- Spanish-language theatrical release poster
- Directed by: Seth Zvi Rosenfeld
- Screenplay by: Seth Zvi Rosenfeld
- Based on: A Brother's Kiss by Seth Zvi Rosenfeld
- Produced by: Bob Potter; E. Bennett Walsh;
- Starring: Nick Chinlund; Michael Raynor;
- Cinematography: Fortunato Procopio
- Edited by: Donna Stern
- Music by: Frank London
- Distributed by: First Look Studios
- Release date: April 25, 1997;
- Running time: 92 minutes
- Country: United States
- Language: English

= A Brother's Kiss =

A Brother's Kiss is a 1997 American independent drama film written and directed by Seth Zvi Rosenfeld and starring Nick Chinlund and Michael Raynor. It is based on the 1988 play by Rosenfeld and also his directorial debut. Rosenfeld grew up in the same neighborhood as actor Michael Raynor; Raynor and actor Nick Chinlund were friends as children.

==Plot==
Mick (Michael Raynor) and Lex (Nick Chinlund) are a pair of brothers who grew up in Harlem under circumstances that were difficult at best.
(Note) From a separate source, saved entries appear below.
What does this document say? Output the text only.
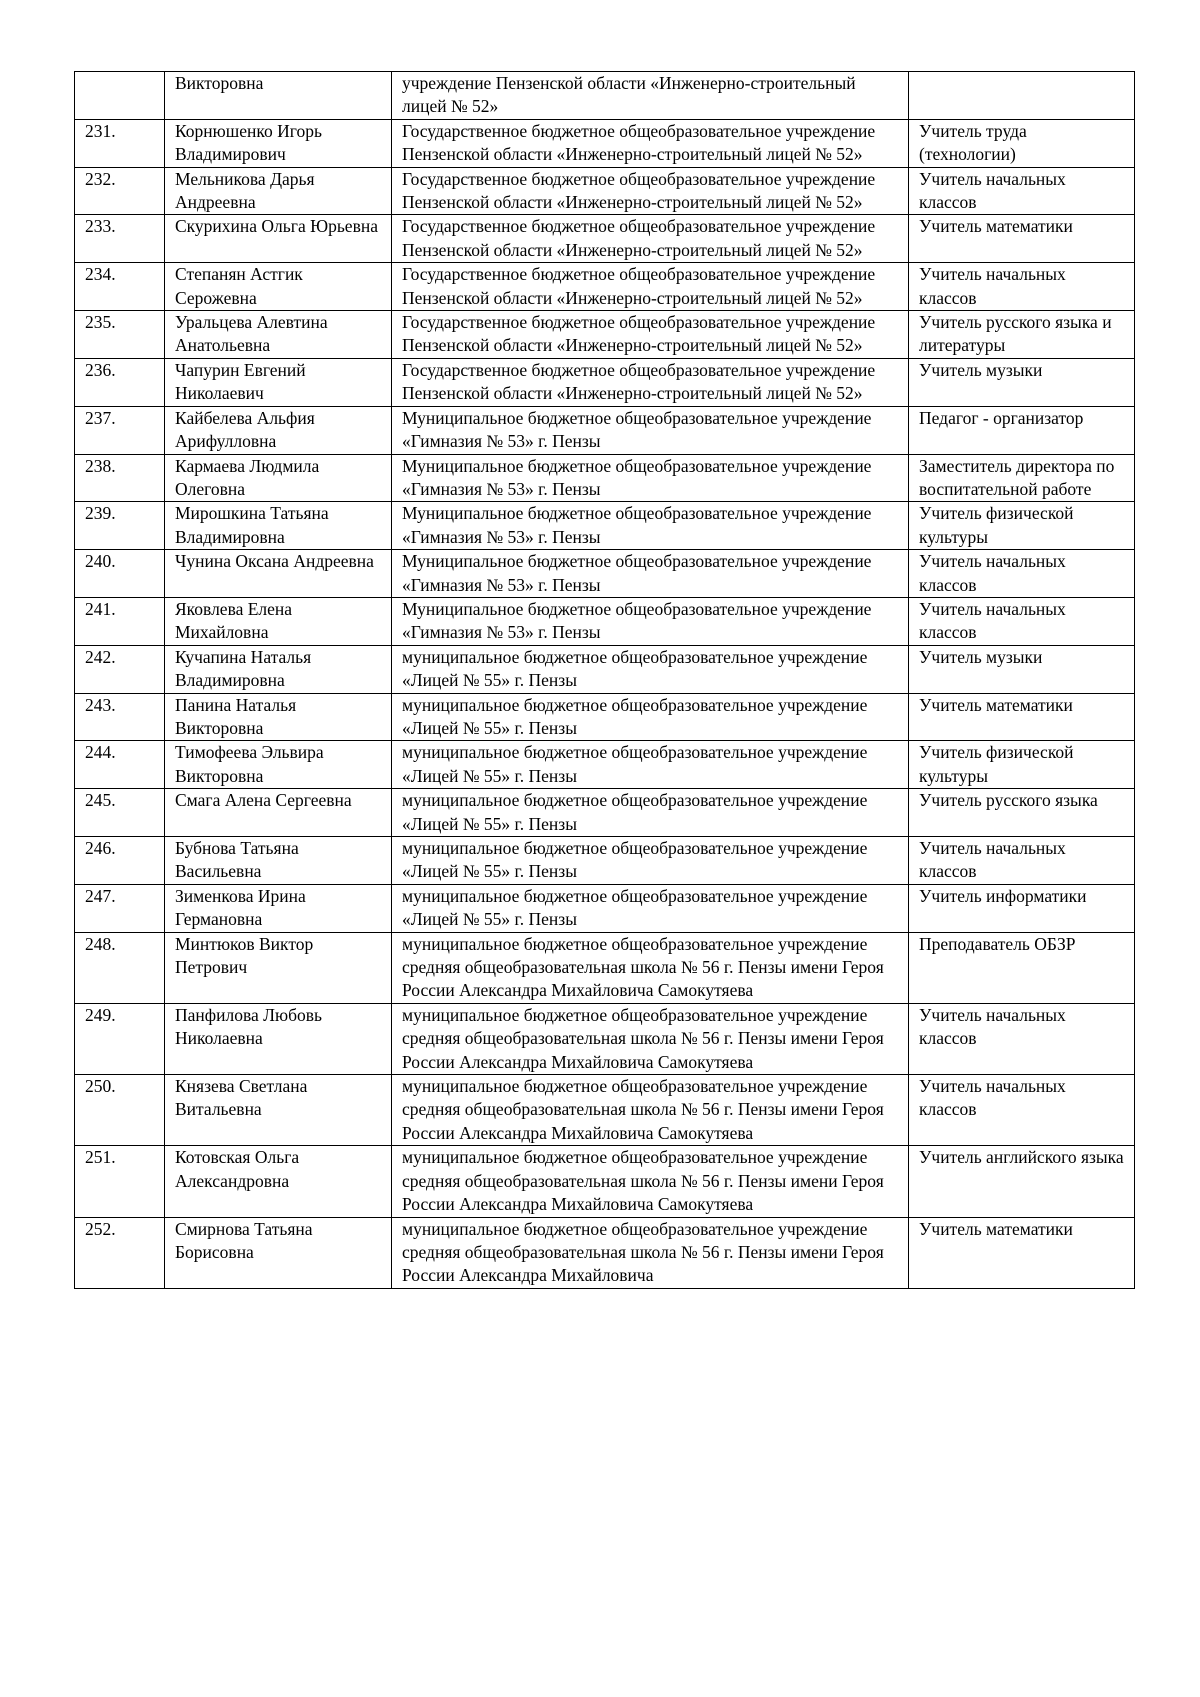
	Викторовна	учреждение Пензенской области «Инженерно-строительный лицей № 52»	
231.	Корнюшенко Игорь Владимирович	Государственное бюджетное общеобразовательное учреждение Пензенской области «Инженерно-строительный лицей № 52»	Учитель труда (технологии)
232.	Мельникова Дарья Андреевна	Государственное бюджетное общеобразовательное учреждение Пензенской области «Инженерно-строительный лицей № 52»	Учитель начальных классов
233.	Скурихина Ольга Юрьевна	Государственное бюджетное общеобразовательное учреждение Пензенской области «Инженерно-строительный лицей № 52»	Учитель математики
234.	Степанян Астгик Серожевна	Государственное бюджетное общеобразовательное учреждение Пензенской области «Инженерно-строительный лицей № 52»	Учитель начальных классов
235.	Уральцева Алевтина Анатольевна	Государственное бюджетное общеобразовательное учреждение Пензенской области «Инженерно-строительный лицей № 52»	Учитель русского языка и литературы
236.	Чапурин Евгений Николаевич	Государственное бюджетное общеобразовательное учреждение Пензенской области «Инженерно-строительный лицей № 52»	Учитель музыки
237.	Кайбелева Альфия Арифулловна	Муниципальное бюджетное общеобразовательное учреждение «Гимназия № 53» г. Пензы	Педагог - организатор
238.	Кармаева Людмила Олеговна	Муниципальное бюджетное общеобразовательное учреждение «Гимназия № 53» г. Пензы	Заместитель директора по воспитательной работе
239.	Мирошкина Татьяна Владимировна	Муниципальное бюджетное общеобразовательное учреждение «Гимназия № 53» г. Пензы	Учитель физической культуры
240.	Чунина Оксана Андреевна	Муниципальное бюджетное общеобразовательное учреждение «Гимназия № 53» г. Пензы	Учитель начальных классов
241.	Яковлева Елена Михайловна	Муниципальное бюджетное общеобразовательное учреждение «Гимназия № 53» г. Пензы	Учитель начальных классов
242.	Кучапина Наталья Владимировна	муниципальное бюджетное общеобразовательное учреждение «Лицей № 55» г. Пензы	Учитель музыки
243.	Панина Наталья Викторовна	муниципальное бюджетное общеобразовательное учреждение «Лицей № 55» г. Пензы	Учитель математики
244.	Тимофеева Эльвира Викторовна	муниципальное бюджетное общеобразовательное учреждение «Лицей № 55» г. Пензы	Учитель физической культуры
245.	Смага Алена Сергеевна	муниципальное бюджетное общеобразовательное учреждение «Лицей № 55» г. Пензы	Учитель русского языка
246.	Бубнова Татьяна Васильевна	муниципальное бюджетное общеобразовательное учреждение «Лицей № 55» г. Пензы	Учитель начальных классов
247.	Зименкова Ирина Германовна	муниципальное бюджетное общеобразовательное учреждение «Лицей № 55» г. Пензы	Учитель информатики
248.	Минтюков Виктор Петрович	муниципальное бюджетное общеобразовательное учреждение средняя общеобразовательная школа № 56 г. Пензы имени Героя России Александра Михайловича Самокутяева	Преподаватель ОБЗР
249.	Панфилова Любовь Николаевна	муниципальное бюджетное общеобразовательное учреждение средняя общеобразовательная школа № 56 г. Пензы имени Героя России Александра Михайловича Самокутяева	Учитель начальных классов
250.	Князева Светлана Витальевна	муниципальное бюджетное общеобразовательное учреждение средняя общеобразовательная школа № 56 г. Пензы имени Героя России Александра Михайловича Самокутяева	Учитель начальных классов
251.	Котовская Ольга Александровна	муниципальное бюджетное общеобразовательное учреждение средняя общеобразовательная школа № 56 г. Пензы имени Героя России Александра Михайловича Самокутяева	Учитель английского языка
252.	Смирнова Татьяна Борисовна	муниципальное бюджетное общеобразовательное учреждение средняя общеобразовательная школа № 56 г. Пензы имени Героя России Александра Михайловича	Учитель математики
Their mother Doreen (Cathy Moriarty) was a diabetic with a drinking problem and difficulty in saying no to men. While she wasn't a sex worker, she grew dependent on the little gifts her lovers would bring by, and as kids, Mick and Lex learned to accept this as the way things were. One night, Mick and Lex were taking a walk in the park when they were accosted by a cop who molested the younger Mick. Lex, older and strong as a grown man, attacked the cop, which led to a stay in a reform school. Years later, Mick is himself a policeman; while he's tried to bury the childhood incident in his past, he still shows emotional scars and is sexually dysfunctional. Lex has taken the more dramatic slide, getting in and out of trouble since reform school and maintaining a going-nowhere job driving a bus. He has a combative relationship with Debbie (Rosie Perez), girlfriend and the mother of his child, while also selling drugs for local dealer Lefty Louie (John Leguizamo). His own habit has developed so far that his sales don't compensate for the amount he uses himself. Mick tries to look out for his big brother, but it might be too late to save him.

==Cast==
- Nick Chinlund as Lex
- Michael Raynor as Mick
- Justin Pierce as Young Lex
- Joshua Danowsky as Young Mick
- John Leguizamo as Lefty
- Cathy Moriarty as Doreen
- Rosie Perez as Debbie
- Michael Rapaport as Stingy
- Marisa Tomei as Missy
- Talent Harris as Vic

==Reception==
  Roger Ebert gave the film three stars. John Petrakis of the Chicago Tribune also gave it three stars. Owen Gleiberman of Entertainment Weekly graded it a B−.